Not even 18 months ago, all of this would have been unimaginable. He’d been 10 years at the same job, and 10 years in the same apartment. He’d never had problems finding work.
But then came the fateful day in October 2006, when Blaine got into a heated discussion with his boss over whether he deserved a raise. It turned into a fight, and Blaine got fired.
It took him a scant six months to blow through what little savings he had. Six months to wear out the patience of his long-time landlord. Six months to discover that nobody wanted to hire him anymore, and to end up homeless for the first time in his life.

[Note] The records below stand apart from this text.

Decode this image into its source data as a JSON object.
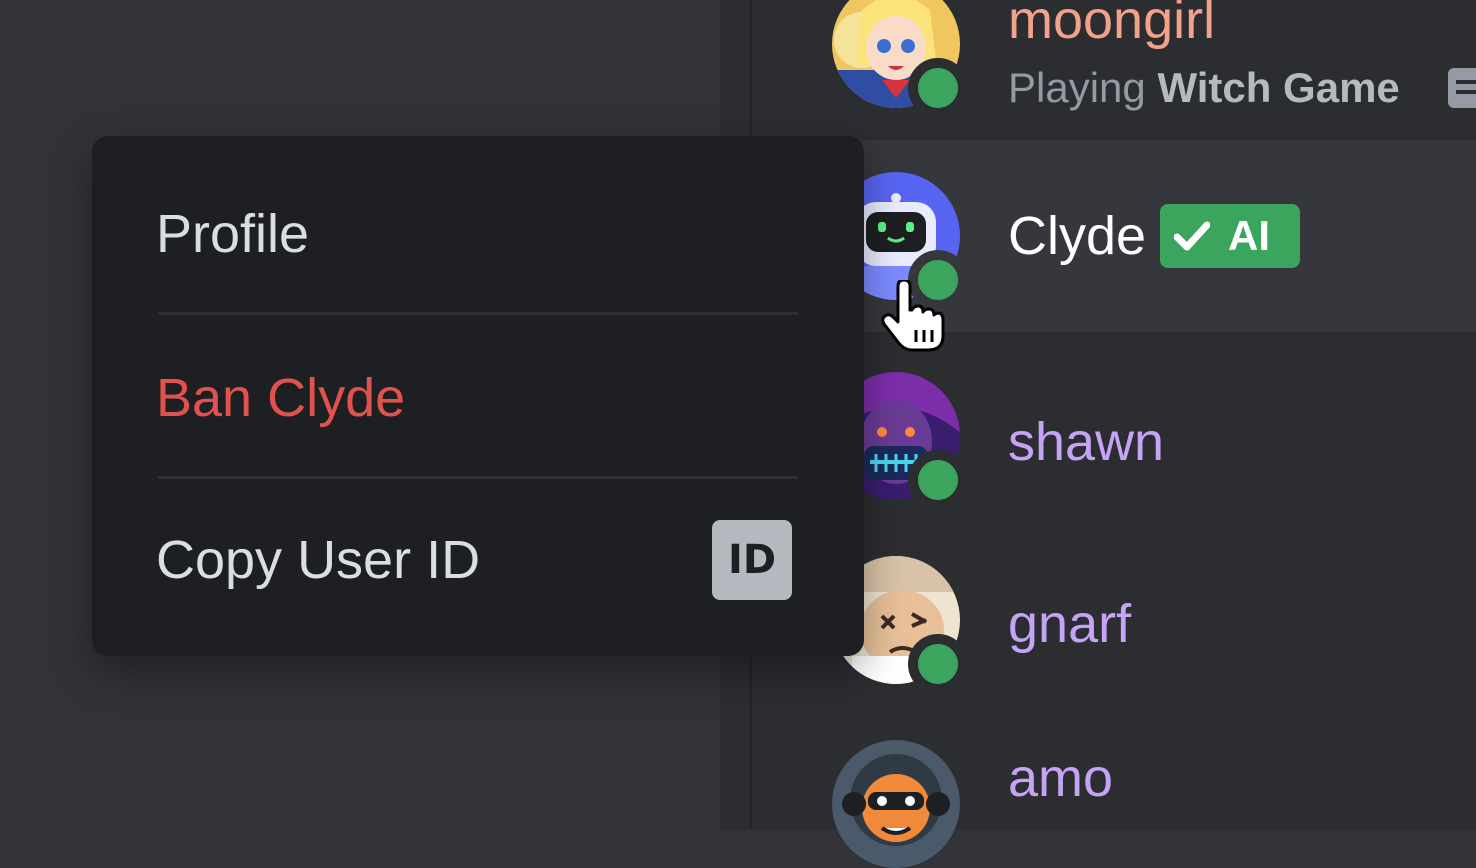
{
  "members": [
    {
      "name": "moongirl",
      "name_color": "#f2a28a",
      "activity_prefix": "Playing",
      "activity_name": "Witch Game",
      "icon": "rich-presence-icon"
    },
    {
      "name": "Clyde",
      "name_color": "#ffffff",
      "badge": {
        "label": "AI",
        "icon": "checkmark-icon",
        "color": "#3ba55d"
      }
    },
    {
      "name": "shawn",
      "name_color": "#c5a3f5"
    },
    {
      "name": "gnarf",
      "name_color": "#c5a3f5"
    },
    {
      "name": "amo",
      "name_color": "#c5a3f5"
    }
  ],
  "context_menu": {
    "items": [
      {
        "label": "Profile",
        "style": "normal"
      },
      {
        "label": "Ban Clyde",
        "style": "danger",
        "color": "#e0534d"
      },
      {
        "label": "Copy User ID",
        "style": "normal",
        "icon": "id-icon",
        "icon_text": "ID"
      }
    ]
  },
  "status_color": "#3ba55d"
}
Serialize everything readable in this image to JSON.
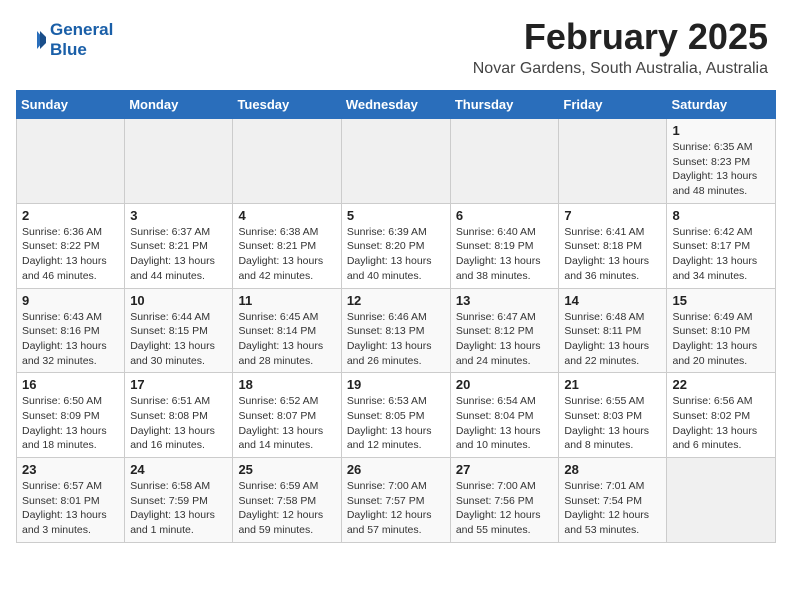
{
  "logo": {
    "line1": "General",
    "line2": "Blue"
  },
  "header": {
    "title": "February 2025",
    "subtitle": "Novar Gardens, South Australia, Australia"
  },
  "weekdays": [
    "Sunday",
    "Monday",
    "Tuesday",
    "Wednesday",
    "Thursday",
    "Friday",
    "Saturday"
  ],
  "weeks": [
    [
      {
        "day": "",
        "info": ""
      },
      {
        "day": "",
        "info": ""
      },
      {
        "day": "",
        "info": ""
      },
      {
        "day": "",
        "info": ""
      },
      {
        "day": "",
        "info": ""
      },
      {
        "day": "",
        "info": ""
      },
      {
        "day": "1",
        "info": "Sunrise: 6:35 AM\nSunset: 8:23 PM\nDaylight: 13 hours and 48 minutes."
      }
    ],
    [
      {
        "day": "2",
        "info": "Sunrise: 6:36 AM\nSunset: 8:22 PM\nDaylight: 13 hours and 46 minutes."
      },
      {
        "day": "3",
        "info": "Sunrise: 6:37 AM\nSunset: 8:21 PM\nDaylight: 13 hours and 44 minutes."
      },
      {
        "day": "4",
        "info": "Sunrise: 6:38 AM\nSunset: 8:21 PM\nDaylight: 13 hours and 42 minutes."
      },
      {
        "day": "5",
        "info": "Sunrise: 6:39 AM\nSunset: 8:20 PM\nDaylight: 13 hours and 40 minutes."
      },
      {
        "day": "6",
        "info": "Sunrise: 6:40 AM\nSunset: 8:19 PM\nDaylight: 13 hours and 38 minutes."
      },
      {
        "day": "7",
        "info": "Sunrise: 6:41 AM\nSunset: 8:18 PM\nDaylight: 13 hours and 36 minutes."
      },
      {
        "day": "8",
        "info": "Sunrise: 6:42 AM\nSunset: 8:17 PM\nDaylight: 13 hours and 34 minutes."
      }
    ],
    [
      {
        "day": "9",
        "info": "Sunrise: 6:43 AM\nSunset: 8:16 PM\nDaylight: 13 hours and 32 minutes."
      },
      {
        "day": "10",
        "info": "Sunrise: 6:44 AM\nSunset: 8:15 PM\nDaylight: 13 hours and 30 minutes."
      },
      {
        "day": "11",
        "info": "Sunrise: 6:45 AM\nSunset: 8:14 PM\nDaylight: 13 hours and 28 minutes."
      },
      {
        "day": "12",
        "info": "Sunrise: 6:46 AM\nSunset: 8:13 PM\nDaylight: 13 hours and 26 minutes."
      },
      {
        "day": "13",
        "info": "Sunrise: 6:47 AM\nSunset: 8:12 PM\nDaylight: 13 hours and 24 minutes."
      },
      {
        "day": "14",
        "info": "Sunrise: 6:48 AM\nSunset: 8:11 PM\nDaylight: 13 hours and 22 minutes."
      },
      {
        "day": "15",
        "info": "Sunrise: 6:49 AM\nSunset: 8:10 PM\nDaylight: 13 hours and 20 minutes."
      }
    ],
    [
      {
        "day": "16",
        "info": "Sunrise: 6:50 AM\nSunset: 8:09 PM\nDaylight: 13 hours and 18 minutes."
      },
      {
        "day": "17",
        "info": "Sunrise: 6:51 AM\nSunset: 8:08 PM\nDaylight: 13 hours and 16 minutes."
      },
      {
        "day": "18",
        "info": "Sunrise: 6:52 AM\nSunset: 8:07 PM\nDaylight: 13 hours and 14 minutes."
      },
      {
        "day": "19",
        "info": "Sunrise: 6:53 AM\nSunset: 8:05 PM\nDaylight: 13 hours and 12 minutes."
      },
      {
        "day": "20",
        "info": "Sunrise: 6:54 AM\nSunset: 8:04 PM\nDaylight: 13 hours and 10 minutes."
      },
      {
        "day": "21",
        "info": "Sunrise: 6:55 AM\nSunset: 8:03 PM\nDaylight: 13 hours and 8 minutes."
      },
      {
        "day": "22",
        "info": "Sunrise: 6:56 AM\nSunset: 8:02 PM\nDaylight: 13 hours and 6 minutes."
      }
    ],
    [
      {
        "day": "23",
        "info": "Sunrise: 6:57 AM\nSunset: 8:01 PM\nDaylight: 13 hours and 3 minutes."
      },
      {
        "day": "24",
        "info": "Sunrise: 6:58 AM\nSunset: 7:59 PM\nDaylight: 13 hours and 1 minute."
      },
      {
        "day": "25",
        "info": "Sunrise: 6:59 AM\nSunset: 7:58 PM\nDaylight: 12 hours and 59 minutes."
      },
      {
        "day": "26",
        "info": "Sunrise: 7:00 AM\nSunset: 7:57 PM\nDaylight: 12 hours and 57 minutes."
      },
      {
        "day": "27",
        "info": "Sunrise: 7:00 AM\nSunset: 7:56 PM\nDaylight: 12 hours and 55 minutes."
      },
      {
        "day": "28",
        "info": "Sunrise: 7:01 AM\nSunset: 7:54 PM\nDaylight: 12 hours and 53 minutes."
      },
      {
        "day": "",
        "info": ""
      }
    ]
  ]
}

It’s been a humiliating and hard ride down. He’s found a little work here and there, but a 52-year-old guy with health problems just isn’t the first pick for the kind of jobs he’s experienced in: truck-driving for the most part, and jobs with moving companies. He recently found out he’s got diabetes and vascular problems, which are causing so many problems with his legs that he can barely walk a block.
“Who’s going to hire me when they see me come in limping?” asks Blaine. “They take one look at me and say, ‘HOW old are you?’ Ninety per cent of the time, that’s what happens. It’s discrimination, but what can I do about it?”
Add in a home address at the Salvation Army shelter, and things go from bad to worse. “People see 525 Johnson St. on your application, and they immediately figure there must be something wrong with you.”
Blaine fought hard to collect unemployment insurance after he got fired, but lost that battle. So he spent what savings he had and got himself on income assistance. His monthly cheque is $610, with $550 of it paid to the Salvation Army for room and board.
That leaves him $60 for the month. That won’t even buy a bus pass, so Blaine doesn’t roam too far afield anymore, especially with his poor circulation. I come across him standing on the sidewalk outside the Salvation Army, and he later tells me that’s where he passes most of his time.
“I wander back and forth in front of the place, maybe lie down in my room for a while. There ain’t much else I can do, because the farther I walk the more my leg aches,” says Blaine. “I don’t really want to be here, but I’ve got no choice.”
He’s grateful for his room at the Salvation Army, but it’s not exactly home. If he stretches out both arms, he can almost reach from one side of his room to the other, and the length of it can’t be much more than five metres. There’s no room for any of his stuff - stashed at a friend’s house and in danger of being tossed if he can’t find somewhere else for it soon.
Still, it’s a roof over his head, and beats the dorm rooms with 20 other guys where he first found shelter after losing his apartment. Those early days were rough for Blaine: “It was hard to adjust. You’re so scared that you don’t know what to think, and in those dorm rooms you’re pretty much on your own to work things out with whoever else is in there.”
He learned to keep his head down and stay out of trouble. Things have been better since he got his own room, but he feels guilty knowing that the reason that happened so quickly is because the man who used to have his room got kicked out for using drugs. “I know the guy, and things aren’t going good for him.”
Every now and then Blaine lands some work, but even that just seems to complicate things. For instance, he earned $60 a few months back, so now his welfare cheque is being cut by $20 for the next three months. It’s killing him.
His goal at the moment is to get himself on disability, which would at least let him earn up to $500 a month without any government clawbacks. It would also qualify him for subsidized housing, or at least a place on the wait list.
I ask him about his family, and he says he has two grown sons living in Alberta. They come to the Island once in a while to snowboard, but don’t visit him often. “I’m proud of both of them, but I don’t see them much,” he says.
When I ask about his efforts to find work, he starts to cry. He says the staff at Spectrum Job Search Centre know him as the guy who’s “always coming in” to see what jobs are available.
But the work he gets never seems to last for long, and the phone doesn’t ring very often. And so he logs another day on the sidewalk outside the Salvation Army, watching the world go by.
“It’s real weird to find myself in this situation, real weird,” says Blaine. “But I can’t do nothing about it except try to move on. That’s all I’m trying to do.”